Since the Palace of Pitti is preserved as a single cultural and historical ensemble, all works of painting in it are in the same places that they occupied with their owners. In addition, the grouping of works of art in schools or epochs is absent: the gallery uses the principle of “palace placement” of paintings, where the decisive factor is the size, plot, colors of canvases. In the collection of the Palatine Gallery, painting of the 16th – 17th centuries is most widely covered, Italian painters of the 15th century and Flemish paintings of the 17th century are less represented, which, however, corresponds to the ceremonial decor of the palace premises.

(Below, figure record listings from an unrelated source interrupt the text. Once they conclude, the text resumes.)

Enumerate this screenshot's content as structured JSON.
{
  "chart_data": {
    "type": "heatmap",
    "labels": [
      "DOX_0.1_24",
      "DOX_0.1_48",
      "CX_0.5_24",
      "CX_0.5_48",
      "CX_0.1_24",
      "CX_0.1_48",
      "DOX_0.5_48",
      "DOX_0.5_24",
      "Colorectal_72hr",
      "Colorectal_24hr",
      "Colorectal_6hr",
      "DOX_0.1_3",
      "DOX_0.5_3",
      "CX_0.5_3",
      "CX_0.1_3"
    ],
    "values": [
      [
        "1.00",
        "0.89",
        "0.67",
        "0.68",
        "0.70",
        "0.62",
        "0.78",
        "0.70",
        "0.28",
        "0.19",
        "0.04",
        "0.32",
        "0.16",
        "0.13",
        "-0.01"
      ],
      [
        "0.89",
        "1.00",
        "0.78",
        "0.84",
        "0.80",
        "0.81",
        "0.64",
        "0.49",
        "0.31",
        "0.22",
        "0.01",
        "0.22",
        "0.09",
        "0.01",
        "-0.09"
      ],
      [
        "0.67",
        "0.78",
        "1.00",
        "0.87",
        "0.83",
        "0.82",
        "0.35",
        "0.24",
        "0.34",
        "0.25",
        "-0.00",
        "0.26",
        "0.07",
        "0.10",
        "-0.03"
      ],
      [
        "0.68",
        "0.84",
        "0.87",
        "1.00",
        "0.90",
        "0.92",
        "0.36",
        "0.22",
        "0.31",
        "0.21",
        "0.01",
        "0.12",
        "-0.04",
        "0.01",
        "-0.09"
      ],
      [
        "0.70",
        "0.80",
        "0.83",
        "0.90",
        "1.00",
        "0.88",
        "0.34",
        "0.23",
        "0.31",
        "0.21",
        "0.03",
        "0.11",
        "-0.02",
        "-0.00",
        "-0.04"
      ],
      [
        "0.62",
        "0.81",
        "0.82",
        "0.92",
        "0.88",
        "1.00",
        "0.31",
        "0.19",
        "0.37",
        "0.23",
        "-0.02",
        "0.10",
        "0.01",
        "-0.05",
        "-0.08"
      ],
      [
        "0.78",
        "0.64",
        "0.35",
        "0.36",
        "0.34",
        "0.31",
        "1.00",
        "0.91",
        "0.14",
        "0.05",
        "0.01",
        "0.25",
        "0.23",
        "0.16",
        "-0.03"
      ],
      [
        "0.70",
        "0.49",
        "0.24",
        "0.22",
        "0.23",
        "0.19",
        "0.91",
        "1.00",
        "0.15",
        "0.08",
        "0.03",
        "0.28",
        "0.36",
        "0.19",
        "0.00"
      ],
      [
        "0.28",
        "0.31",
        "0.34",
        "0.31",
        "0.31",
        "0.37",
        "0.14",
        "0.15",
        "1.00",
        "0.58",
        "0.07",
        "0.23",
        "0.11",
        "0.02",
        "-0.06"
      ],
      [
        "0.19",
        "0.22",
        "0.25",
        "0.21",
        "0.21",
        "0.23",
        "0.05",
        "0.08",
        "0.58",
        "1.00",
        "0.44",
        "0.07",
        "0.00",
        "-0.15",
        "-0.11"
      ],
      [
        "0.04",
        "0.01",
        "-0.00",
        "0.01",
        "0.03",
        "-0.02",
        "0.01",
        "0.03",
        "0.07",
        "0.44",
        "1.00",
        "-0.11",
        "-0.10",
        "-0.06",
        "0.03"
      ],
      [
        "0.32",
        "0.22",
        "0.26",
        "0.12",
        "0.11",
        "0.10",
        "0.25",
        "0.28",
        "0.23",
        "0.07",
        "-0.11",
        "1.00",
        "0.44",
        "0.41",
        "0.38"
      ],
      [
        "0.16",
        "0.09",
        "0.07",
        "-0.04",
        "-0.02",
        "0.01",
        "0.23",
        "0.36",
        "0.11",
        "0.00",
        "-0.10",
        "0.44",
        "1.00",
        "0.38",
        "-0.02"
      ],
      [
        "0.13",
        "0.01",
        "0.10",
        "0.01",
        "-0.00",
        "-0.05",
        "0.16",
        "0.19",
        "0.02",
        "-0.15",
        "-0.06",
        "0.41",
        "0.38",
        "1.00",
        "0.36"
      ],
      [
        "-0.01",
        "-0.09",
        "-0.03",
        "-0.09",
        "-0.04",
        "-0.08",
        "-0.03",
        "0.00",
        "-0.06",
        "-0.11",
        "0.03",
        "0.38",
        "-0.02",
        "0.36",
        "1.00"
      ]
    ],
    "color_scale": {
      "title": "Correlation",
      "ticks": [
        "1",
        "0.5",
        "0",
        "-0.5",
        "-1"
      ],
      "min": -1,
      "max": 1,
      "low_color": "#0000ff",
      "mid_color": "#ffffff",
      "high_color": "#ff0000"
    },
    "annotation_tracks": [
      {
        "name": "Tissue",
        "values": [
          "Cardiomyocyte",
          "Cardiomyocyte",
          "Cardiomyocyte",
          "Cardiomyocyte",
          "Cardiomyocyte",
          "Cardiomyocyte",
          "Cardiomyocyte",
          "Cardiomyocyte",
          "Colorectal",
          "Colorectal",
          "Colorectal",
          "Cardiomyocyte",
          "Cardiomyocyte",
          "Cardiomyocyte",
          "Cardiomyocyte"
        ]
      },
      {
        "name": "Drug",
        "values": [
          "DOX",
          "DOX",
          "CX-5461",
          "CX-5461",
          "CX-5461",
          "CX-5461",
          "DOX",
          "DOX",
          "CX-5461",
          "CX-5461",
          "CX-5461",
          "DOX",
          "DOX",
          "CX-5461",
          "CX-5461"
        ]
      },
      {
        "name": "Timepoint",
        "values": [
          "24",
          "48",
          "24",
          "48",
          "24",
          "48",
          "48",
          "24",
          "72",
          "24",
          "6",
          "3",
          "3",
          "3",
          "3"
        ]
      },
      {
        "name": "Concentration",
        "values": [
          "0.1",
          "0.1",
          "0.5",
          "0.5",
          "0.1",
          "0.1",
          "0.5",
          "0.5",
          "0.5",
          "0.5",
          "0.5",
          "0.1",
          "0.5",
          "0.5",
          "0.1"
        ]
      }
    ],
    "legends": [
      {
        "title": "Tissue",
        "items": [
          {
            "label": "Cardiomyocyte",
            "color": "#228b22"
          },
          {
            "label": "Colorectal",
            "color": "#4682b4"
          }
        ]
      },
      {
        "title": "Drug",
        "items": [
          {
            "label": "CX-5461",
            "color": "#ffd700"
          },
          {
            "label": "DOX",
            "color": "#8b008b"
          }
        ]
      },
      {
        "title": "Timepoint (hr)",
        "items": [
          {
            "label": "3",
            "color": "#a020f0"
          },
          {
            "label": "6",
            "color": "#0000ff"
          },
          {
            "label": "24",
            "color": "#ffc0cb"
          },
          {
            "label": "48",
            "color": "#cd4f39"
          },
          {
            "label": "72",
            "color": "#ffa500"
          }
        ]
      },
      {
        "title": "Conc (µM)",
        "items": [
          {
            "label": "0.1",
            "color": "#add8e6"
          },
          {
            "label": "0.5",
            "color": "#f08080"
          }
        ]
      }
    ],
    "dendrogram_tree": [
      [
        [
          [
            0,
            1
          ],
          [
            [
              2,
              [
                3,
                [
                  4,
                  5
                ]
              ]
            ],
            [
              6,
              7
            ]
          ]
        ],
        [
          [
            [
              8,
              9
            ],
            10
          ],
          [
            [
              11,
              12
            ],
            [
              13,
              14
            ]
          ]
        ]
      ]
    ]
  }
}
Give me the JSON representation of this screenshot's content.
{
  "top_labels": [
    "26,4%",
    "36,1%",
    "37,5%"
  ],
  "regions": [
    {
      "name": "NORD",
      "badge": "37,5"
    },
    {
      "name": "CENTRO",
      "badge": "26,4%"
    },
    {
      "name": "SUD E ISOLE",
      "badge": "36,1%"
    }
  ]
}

Among the early Italian artists, there are:

  • paintings of Cimabue (1272-1302) and Fra Filippo Lippi (1406-1469),
  • Sandro Botticelli (1444 / 5-1510) and Pietro Perugino (circa 1450-1523).

Interesting: From medieval Italian artists, you will find in the gallery a large collection of Raphael (1483-1520) – 11 canvases, Titian (1477-1576) – 13 canvases. The collection is decorated with paintings by Tintoretto (1518-1594) and Veronese (1528-1588).